L’objet social d’un GFA visant la gestion d’un immeuble exclut...

Sponsorisé

Le gérant d’un groupement foncier agricole (GFA) conclut avec un tiers une promesse de vente portant sur un terrain appartenant au groupement. La promesse est ensuite notifiée par un notaire à la société d’aménagement foncier et d’établissement rural (Safer) afin qu’elle puisse exercer son droit de préemption. Un associé du GFA demande l’annulation de la promesse de vente et de la décision de la Safer de préempter le terrain.

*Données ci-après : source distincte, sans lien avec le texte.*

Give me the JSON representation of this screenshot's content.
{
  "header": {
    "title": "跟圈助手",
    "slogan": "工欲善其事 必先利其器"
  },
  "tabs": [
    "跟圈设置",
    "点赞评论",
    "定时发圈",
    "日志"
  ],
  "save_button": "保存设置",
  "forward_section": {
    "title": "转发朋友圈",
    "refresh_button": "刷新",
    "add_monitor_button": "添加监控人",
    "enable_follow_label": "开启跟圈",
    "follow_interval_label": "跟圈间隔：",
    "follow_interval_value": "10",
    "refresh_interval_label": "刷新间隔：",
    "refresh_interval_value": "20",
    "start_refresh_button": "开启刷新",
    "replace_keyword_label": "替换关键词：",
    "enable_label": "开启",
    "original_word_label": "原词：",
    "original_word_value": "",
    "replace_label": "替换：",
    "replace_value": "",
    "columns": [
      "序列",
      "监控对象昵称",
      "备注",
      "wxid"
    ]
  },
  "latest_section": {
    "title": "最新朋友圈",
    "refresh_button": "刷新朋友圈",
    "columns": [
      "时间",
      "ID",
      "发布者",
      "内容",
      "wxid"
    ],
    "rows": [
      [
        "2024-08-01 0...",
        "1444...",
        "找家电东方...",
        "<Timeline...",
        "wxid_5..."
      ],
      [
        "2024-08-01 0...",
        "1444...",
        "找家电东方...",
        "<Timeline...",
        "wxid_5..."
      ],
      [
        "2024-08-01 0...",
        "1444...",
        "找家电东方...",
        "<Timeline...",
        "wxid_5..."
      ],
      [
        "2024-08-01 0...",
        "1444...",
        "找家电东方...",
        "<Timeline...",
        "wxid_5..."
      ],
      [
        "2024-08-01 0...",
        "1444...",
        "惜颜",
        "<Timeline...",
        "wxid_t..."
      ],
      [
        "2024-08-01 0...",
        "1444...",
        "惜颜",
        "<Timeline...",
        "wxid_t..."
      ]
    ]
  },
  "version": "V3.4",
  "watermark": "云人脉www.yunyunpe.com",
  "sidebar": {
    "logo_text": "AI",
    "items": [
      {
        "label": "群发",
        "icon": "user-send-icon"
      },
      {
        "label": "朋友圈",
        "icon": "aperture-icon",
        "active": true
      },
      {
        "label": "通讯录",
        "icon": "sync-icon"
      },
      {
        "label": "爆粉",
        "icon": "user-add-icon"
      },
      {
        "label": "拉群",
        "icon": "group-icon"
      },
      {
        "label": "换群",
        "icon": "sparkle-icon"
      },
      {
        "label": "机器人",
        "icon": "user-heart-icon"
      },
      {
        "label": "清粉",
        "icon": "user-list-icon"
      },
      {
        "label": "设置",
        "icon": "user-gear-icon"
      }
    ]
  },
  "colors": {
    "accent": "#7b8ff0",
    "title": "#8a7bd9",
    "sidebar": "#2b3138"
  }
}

La Cour de cassation juge que la vente doit être annulée faute d’entrer dans l’objet du GFA dès lors que les actes de gestion et d’administration excluent les actes de disposition et que l’objet social n’envisageait pas la vente d’immeuble. Une telle décision ne pouvait donc être prise qu’à l’unanimité des associés.

La Haute Juridiction annule également la décision de préemption prise par la Safer. Si le notaire agit sans y être invité par le propriétaire du bien vendu ou sur le fondement d’un consentement à la vente qui n’a pas été valablement exprimé, la Safer peut invoquer la théorie du mandat apparent pour faire déclarer la préemption régulière mais il faut que son erreur soit légitime. Or la Cour de cassation juge que tel n’était pas le cas en l’espèce dès lors que, d’une part, la Safer ignorait l’identité du gérant du GFA, information indispensable pour asseoir la croyance légitime que le notaire disposait du pouvoir de représenter le GFA et, d’autre part, aucune copie de la délibération du GFA autorisant la vente ne lui avait été remise par le notaire.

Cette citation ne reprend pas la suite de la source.